Agathodaimon
Aller guten Dinge sind sieben
Interview
Die Mainzer Dark Metaller AGATHODAIMON sind nach einigen Jahren Pause wieder zurück und setzen mit ihrem siebten Album „The Seven“ direkt mal ein Ausrufezeichen. Klar, dass wir bei solch einer gelungenen Scheibe bei Bandkopf Sathonys anklopfen und ihm ein paar Fragen stellen mussten: Hey Sathonys, inwiefern passen die sieben Todsünden in die heutige Gesellschaft, wer hat bei Euch in der Band eigentlich die beste Jobbezeichnung, und was macht Euer alter Sänger Vlad – außer seinem Gastauftritt auf „The Seven“ – heute?
Grüß Dich, Sathonys! Ich hoffe, bei Dir ist alles in Ordnung!

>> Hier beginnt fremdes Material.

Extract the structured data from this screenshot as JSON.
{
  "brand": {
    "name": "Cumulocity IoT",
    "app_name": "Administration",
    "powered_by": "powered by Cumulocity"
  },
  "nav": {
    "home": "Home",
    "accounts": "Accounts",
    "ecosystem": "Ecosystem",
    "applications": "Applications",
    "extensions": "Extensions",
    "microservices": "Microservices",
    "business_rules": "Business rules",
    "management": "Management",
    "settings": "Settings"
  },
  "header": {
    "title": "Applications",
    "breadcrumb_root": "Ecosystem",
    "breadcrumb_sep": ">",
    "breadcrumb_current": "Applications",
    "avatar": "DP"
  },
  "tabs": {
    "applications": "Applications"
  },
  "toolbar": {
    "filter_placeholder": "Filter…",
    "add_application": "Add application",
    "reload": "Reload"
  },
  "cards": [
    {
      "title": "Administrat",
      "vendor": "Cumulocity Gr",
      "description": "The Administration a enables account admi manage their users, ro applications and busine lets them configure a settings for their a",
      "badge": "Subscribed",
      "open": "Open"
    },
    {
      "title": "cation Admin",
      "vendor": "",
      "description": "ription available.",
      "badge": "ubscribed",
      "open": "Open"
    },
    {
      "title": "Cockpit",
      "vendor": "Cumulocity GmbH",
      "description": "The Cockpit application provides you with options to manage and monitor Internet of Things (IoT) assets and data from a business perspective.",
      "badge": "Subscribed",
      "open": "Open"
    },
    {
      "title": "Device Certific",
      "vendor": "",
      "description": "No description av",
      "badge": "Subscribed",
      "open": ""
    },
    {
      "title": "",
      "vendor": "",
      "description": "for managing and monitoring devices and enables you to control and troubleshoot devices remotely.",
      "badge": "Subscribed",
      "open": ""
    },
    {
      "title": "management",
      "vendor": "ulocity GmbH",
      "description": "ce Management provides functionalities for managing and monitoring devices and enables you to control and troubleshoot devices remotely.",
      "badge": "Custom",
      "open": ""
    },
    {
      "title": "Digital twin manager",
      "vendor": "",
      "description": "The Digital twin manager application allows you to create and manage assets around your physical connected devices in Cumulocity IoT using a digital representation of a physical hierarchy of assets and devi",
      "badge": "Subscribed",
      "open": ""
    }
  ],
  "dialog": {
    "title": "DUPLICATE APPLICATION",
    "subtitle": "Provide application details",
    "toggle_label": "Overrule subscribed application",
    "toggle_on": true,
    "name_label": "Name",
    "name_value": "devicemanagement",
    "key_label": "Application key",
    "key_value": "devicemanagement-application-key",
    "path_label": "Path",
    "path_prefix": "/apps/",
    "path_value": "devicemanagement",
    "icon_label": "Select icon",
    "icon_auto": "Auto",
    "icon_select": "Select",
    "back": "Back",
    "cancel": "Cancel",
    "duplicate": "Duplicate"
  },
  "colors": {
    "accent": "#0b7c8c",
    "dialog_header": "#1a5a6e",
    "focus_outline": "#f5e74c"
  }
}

Soweit alles gut, wir haben gerade die Arbeiten am nächsten Videoclip zu „Kyrie / Gloria“ beendet, der finale Schnitt ist noch nicht durch, sollte aber morgen soweit sein. Und drei Tage später ist auch schon der Release des Abums [die Antworten erreichten uns am 14.03.; Anm. d. Reds]. Wir sind gespannt!
AGATHODAIMON lagen zwischen 2014 und 2020 auf Eis. War die Pause als solche geplant, also als temporäre Angelegenheit? Und was gab den Ausschlag, die Band 2020 aus der Asche auferstehen zu lassen?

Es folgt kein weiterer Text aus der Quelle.